Phalaropes and Redpolls

        On November 5th, I went on the Owen Sound Field Naturalists annual 'Around The Bay' hike lead by Fred Jazvac. Although we didn't see many of our main target birds (diving ducks), it was a great day of birding. We had pretty good looks at some Long-tailed Ducks and Common Goldeneyes. 
-Long-tailed Duck

   One of the big highlights of the day was a flock of 48 Greater White-fronted Geese at Hibou Conservation area by Owen Sound. These geese have showed up at this spot for 5 years in a row, in a flock ranging in size fom 40-80 individuals.
- Greater White-fronted Geese

- Greater White-fronted Geese

   The bird of the day was without a doubt, a Red Phalarope that myself and Alfred Raab found. While everyone else from the group was eating lunch, Alfred and I decided to check a large group of gulls and geese. These birds were along the shoreline behind the park we were eating at. As we were scanning the gulls, a small whitish bird floating around in a boatlaunch caught my eye.... I got my binoculars on it and found myself looking at a Red Phalarope! This bird was very cooperative, swimming right along the shoreline and giving everyone in the group excellent views. Ironically, I saw my first Red Phalarope on this same outing last year!😂

- Red Phalarope

- Red Phalarope
- Red Phalarope

   As I said in my last post, this is a great season for seeing northern finches in southern Ontario. On my recent hikes around a wetland in my neighbourhood, I have found 2 pretty good birds. One of these birds was a lifer for me, a Hoary Redpoll😁. This small finch was mixed in with a large flock of Common Redpolls and stood out because it was bright white in comparsion to the commons. Hoary Redpolls are fairly rare and can be quite complicated to identify.
- Hoary Redpoll

- Hoary Redpoll

   The other exciting find was a flock of 14 Pine Grosbeaks including 2 males that gave me awesome views👌. Unfortunately I didn't have my camera with me for that, but hopefully I will get another chance to photograph these magnificent finches this year.

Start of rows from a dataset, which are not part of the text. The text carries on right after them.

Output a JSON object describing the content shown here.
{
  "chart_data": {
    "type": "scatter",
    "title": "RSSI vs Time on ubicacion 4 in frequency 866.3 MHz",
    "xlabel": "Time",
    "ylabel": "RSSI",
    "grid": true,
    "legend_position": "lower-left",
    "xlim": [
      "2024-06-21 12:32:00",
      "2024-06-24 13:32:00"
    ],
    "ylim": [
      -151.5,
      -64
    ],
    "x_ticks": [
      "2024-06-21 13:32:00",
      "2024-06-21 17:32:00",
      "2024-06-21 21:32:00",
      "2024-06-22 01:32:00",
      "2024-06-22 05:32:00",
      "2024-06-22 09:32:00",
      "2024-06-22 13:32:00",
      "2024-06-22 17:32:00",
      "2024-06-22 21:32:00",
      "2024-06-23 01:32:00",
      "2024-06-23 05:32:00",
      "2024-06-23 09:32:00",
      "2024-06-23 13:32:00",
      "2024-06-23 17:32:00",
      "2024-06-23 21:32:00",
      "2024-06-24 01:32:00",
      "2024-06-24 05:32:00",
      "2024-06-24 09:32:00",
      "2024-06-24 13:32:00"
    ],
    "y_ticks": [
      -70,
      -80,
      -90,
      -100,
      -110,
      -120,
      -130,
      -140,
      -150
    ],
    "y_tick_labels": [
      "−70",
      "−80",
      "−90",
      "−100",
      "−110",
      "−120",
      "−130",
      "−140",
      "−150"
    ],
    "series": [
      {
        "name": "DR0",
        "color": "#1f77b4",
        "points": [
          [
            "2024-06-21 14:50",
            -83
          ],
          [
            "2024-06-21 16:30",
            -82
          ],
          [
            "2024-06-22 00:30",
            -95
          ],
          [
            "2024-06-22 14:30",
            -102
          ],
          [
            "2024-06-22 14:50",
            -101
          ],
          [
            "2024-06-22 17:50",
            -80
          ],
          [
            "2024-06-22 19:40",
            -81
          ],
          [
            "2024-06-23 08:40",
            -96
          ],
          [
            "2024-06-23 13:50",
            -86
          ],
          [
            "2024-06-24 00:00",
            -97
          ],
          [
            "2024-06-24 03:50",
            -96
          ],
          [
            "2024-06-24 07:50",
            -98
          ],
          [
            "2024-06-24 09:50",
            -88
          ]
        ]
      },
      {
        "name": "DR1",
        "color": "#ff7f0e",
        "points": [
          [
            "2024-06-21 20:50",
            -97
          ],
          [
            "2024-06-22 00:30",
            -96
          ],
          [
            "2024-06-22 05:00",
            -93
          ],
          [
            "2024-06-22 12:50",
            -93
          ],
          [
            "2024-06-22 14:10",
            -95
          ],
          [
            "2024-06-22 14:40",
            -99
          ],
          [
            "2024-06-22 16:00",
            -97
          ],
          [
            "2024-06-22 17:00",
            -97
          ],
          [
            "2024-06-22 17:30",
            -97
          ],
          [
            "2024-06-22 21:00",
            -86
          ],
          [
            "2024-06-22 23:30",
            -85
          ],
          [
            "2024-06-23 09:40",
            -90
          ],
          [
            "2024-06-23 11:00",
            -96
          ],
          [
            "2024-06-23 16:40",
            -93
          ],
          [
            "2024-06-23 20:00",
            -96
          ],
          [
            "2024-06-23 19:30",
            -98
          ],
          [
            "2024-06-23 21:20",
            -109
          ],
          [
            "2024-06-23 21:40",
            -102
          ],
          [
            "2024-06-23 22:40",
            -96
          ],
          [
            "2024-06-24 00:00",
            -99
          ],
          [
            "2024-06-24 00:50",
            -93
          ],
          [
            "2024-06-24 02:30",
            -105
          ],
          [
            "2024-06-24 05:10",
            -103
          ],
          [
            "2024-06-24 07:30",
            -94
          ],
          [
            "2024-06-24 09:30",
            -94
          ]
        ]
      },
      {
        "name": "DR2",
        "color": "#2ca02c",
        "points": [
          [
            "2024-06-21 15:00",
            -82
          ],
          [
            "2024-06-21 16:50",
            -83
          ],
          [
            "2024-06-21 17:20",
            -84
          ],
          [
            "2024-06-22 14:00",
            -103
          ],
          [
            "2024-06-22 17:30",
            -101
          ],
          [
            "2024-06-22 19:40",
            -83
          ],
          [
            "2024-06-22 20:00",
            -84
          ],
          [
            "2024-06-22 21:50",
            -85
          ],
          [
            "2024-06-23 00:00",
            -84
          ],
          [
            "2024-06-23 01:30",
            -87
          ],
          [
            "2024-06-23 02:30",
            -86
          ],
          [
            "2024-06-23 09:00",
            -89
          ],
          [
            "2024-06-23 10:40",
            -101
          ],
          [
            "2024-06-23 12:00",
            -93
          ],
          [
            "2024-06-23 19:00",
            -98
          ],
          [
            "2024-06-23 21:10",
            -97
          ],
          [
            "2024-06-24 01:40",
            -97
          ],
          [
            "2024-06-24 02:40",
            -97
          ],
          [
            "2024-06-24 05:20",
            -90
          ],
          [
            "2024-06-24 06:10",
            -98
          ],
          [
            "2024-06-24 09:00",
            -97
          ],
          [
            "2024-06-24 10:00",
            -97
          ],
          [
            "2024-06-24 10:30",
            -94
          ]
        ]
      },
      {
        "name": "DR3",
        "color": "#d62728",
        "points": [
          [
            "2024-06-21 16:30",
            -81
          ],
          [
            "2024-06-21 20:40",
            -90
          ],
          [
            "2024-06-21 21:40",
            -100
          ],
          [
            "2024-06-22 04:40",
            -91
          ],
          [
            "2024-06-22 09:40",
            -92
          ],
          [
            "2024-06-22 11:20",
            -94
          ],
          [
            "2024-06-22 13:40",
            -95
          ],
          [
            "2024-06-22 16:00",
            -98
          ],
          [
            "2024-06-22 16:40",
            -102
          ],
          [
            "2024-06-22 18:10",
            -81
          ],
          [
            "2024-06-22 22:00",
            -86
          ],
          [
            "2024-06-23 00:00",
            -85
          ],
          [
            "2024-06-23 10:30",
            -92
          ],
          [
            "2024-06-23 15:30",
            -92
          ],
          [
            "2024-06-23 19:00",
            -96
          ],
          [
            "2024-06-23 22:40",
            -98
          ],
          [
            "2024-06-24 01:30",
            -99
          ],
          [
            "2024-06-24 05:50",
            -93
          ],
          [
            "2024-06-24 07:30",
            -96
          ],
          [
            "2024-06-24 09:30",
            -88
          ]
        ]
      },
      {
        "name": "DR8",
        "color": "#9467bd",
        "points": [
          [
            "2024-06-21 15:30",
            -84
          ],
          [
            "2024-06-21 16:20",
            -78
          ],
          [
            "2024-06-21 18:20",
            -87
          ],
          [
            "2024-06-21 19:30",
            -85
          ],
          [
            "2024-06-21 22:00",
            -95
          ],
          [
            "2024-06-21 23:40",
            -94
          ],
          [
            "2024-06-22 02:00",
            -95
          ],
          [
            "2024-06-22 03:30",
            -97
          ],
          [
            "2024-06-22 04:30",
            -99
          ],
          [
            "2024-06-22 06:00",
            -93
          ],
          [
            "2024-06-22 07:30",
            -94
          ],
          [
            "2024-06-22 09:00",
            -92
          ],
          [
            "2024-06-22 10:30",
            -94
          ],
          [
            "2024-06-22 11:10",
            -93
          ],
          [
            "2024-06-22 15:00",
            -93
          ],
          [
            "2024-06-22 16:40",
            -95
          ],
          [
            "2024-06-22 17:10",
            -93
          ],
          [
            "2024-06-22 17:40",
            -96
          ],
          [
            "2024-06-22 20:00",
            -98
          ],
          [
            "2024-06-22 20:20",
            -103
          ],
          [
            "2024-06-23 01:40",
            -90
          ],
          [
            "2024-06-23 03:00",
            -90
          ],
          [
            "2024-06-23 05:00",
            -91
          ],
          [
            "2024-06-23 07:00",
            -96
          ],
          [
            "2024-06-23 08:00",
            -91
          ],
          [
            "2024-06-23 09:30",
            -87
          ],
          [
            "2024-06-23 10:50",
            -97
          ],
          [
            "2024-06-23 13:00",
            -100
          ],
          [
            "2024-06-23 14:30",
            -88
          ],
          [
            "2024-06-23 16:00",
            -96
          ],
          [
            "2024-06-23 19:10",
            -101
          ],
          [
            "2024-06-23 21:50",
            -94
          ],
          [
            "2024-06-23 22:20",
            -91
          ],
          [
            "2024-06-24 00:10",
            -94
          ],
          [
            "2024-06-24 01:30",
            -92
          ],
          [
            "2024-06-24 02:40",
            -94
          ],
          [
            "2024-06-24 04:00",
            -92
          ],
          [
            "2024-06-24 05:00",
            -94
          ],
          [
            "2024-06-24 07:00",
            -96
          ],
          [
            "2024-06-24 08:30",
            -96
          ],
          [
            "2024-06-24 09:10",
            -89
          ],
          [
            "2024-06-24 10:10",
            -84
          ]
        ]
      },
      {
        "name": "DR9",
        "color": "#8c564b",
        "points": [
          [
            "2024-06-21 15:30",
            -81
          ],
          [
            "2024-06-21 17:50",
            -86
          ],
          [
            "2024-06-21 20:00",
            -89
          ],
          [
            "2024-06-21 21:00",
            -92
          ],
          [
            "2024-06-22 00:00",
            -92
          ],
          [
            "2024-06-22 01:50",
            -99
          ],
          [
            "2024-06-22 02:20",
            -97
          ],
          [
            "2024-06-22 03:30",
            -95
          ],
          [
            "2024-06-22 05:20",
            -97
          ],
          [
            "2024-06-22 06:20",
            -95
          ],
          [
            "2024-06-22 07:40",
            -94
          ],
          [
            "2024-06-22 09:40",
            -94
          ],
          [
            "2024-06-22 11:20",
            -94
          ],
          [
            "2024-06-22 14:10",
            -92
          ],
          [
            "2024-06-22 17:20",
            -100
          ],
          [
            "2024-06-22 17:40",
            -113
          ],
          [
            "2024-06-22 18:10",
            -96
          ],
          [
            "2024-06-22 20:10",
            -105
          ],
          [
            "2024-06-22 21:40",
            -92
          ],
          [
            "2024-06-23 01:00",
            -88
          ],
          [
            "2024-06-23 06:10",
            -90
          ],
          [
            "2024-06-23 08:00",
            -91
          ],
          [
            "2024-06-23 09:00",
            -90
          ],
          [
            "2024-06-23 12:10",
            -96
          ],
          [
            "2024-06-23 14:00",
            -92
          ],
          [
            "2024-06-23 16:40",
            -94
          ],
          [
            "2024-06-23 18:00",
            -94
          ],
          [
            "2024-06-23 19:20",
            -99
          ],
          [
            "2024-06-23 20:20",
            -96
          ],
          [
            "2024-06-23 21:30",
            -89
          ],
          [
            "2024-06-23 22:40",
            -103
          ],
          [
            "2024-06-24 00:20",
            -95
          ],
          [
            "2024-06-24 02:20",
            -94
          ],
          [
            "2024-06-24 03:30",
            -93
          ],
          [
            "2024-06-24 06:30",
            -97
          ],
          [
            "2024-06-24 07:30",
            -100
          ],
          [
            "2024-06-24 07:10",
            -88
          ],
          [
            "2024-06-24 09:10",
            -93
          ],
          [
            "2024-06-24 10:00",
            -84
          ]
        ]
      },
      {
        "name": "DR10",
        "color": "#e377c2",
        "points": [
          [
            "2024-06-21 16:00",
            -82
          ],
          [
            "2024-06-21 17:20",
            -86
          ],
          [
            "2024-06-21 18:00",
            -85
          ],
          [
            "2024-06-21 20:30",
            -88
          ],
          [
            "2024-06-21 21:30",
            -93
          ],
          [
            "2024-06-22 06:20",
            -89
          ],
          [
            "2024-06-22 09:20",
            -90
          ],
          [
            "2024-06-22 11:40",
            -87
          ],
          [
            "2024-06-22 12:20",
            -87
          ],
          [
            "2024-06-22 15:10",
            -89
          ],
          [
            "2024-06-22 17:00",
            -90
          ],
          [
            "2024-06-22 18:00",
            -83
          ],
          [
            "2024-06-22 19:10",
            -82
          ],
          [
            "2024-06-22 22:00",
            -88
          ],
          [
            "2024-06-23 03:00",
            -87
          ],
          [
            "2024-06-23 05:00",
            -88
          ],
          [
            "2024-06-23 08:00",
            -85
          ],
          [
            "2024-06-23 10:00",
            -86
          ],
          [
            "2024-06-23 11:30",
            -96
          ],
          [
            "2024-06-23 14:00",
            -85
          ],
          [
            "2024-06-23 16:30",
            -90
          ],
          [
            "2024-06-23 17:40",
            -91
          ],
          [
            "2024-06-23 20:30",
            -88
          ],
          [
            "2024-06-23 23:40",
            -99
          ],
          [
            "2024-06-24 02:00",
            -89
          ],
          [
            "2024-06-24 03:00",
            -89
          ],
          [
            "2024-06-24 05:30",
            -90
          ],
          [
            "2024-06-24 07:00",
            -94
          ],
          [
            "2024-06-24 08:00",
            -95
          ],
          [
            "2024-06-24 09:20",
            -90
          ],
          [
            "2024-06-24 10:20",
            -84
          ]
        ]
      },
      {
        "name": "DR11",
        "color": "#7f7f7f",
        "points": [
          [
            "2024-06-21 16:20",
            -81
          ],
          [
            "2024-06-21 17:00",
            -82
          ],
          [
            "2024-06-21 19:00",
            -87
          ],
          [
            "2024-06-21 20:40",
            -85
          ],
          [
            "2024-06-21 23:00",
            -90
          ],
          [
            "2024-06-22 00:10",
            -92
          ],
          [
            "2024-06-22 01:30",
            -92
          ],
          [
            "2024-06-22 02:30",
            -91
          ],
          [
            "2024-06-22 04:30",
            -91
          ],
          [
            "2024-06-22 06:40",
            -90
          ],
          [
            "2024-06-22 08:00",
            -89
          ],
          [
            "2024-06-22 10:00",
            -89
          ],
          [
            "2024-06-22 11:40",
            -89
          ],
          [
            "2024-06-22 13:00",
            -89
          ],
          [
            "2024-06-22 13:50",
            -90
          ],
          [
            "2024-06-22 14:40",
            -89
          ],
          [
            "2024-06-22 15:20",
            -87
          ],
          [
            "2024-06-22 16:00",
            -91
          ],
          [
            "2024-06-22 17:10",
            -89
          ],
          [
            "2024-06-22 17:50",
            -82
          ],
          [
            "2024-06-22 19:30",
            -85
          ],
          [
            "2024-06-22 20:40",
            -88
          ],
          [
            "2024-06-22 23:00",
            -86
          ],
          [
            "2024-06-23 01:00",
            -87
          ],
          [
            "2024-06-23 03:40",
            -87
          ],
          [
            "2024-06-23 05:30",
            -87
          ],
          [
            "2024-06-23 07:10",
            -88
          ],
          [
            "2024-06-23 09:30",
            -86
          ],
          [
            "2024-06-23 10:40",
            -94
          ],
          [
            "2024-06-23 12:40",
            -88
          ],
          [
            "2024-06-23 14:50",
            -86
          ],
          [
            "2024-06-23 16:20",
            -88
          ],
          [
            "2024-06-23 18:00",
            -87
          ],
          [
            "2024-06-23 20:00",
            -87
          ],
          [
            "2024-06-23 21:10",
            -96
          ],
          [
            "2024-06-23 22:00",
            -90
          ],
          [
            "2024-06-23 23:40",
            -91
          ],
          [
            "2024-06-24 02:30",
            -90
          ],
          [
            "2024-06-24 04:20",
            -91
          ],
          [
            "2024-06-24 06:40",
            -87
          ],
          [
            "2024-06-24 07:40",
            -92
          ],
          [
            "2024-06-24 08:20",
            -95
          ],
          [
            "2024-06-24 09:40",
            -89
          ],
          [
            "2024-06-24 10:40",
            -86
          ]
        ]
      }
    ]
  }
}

   From phalaropes to redpolls, there is always something to see in the world of birding.
Keep your bins handy, as you never know what might be around the next bend😉

Fall birding on the Bruce

        There has been a lot of activity along the shorelines of the Bruce Peninsula recently, with scoters, goldeneyes and Long-tailed Ducks starting to return from their breeding grounds in the north. Most of these birds head on to southen Ontario, but a few will remain here until the winter freeze up. 

- White-winged Scoters

   In years when the water is high on Lake Huron the Bruce isn't great for shorebirds, as most of the habitat these birds require (mudflats and exposed beaches) is covered in water that is too deep for them to forage in. However, some shorebirds like these Dunlin still find a little shallow area to land. This cooperative Dunlin at Oliphant in early October didn't mind me photographing it at all and walked within feet of me😁.
- Dunlin
- Dunlin

Large flocks of migrating sparrows are passing through in mass, with White-crowned Sparrows and Dark-eyed Juncos being the most abundant.
- White-crowned Sparrow

- Dark-eyed Junco

    One sparrow that is passing through southern Ontario currently, but often goes undetected is the Lincoln's Sparrow. Lincoln's can look like a Song Sparrow if you don't look at them closely, but they are slightly smaller with fine streaking on a buffy breast.
- Lincoln's Sparrow

    I have been noticing a lot of finches around my neighbourhood the last few days. Around a hundred Pine Siskins and American Goldfinches, 200 Common Redpolls, as well as two nice surprises that were both Bruce lifers... 2 Evening Grosbeaks landed at my feeder for a few minutes on Monday, then yesterday and today I have had a flock of around 8 White-winged Crossbills flying over my yard. Unfortunately I couldn't get a great picture of the grosbeaks because they were pretty skittish, but I should have more chances this fall/winter.
- Evening Grosbeaks

    Also of note on peninsula finch front was a Pine Grosbeak, seen by Michael Butler in Cabot Head.  
   This winter is starting to look like it's going to be a excellent one for finches in Bruce county, (and Southern Ontario in general) as predicted by Ron Pittaway's Winter Finch Forecast last month. 

It is a good time of year for migrating falcons. There have been a lot of American Kestrals and Merlins flying south over my yard in the last few weeks and a smaller number of Peregrine Falcons.
- Merlin

- Peregrine Falcon

 Most warblers have departed south now, with only Yellow-rumped, Orange-crowned and Palm warblers still holding out. Most chickadee flocks have a few kinglets taging along, both the golden-crowned and ruby-crowned variety.
- Ruby-crowned Kinglet

Every season is exciting in the world of birding, with constant migration and that slim but always present chance of finding a rarity.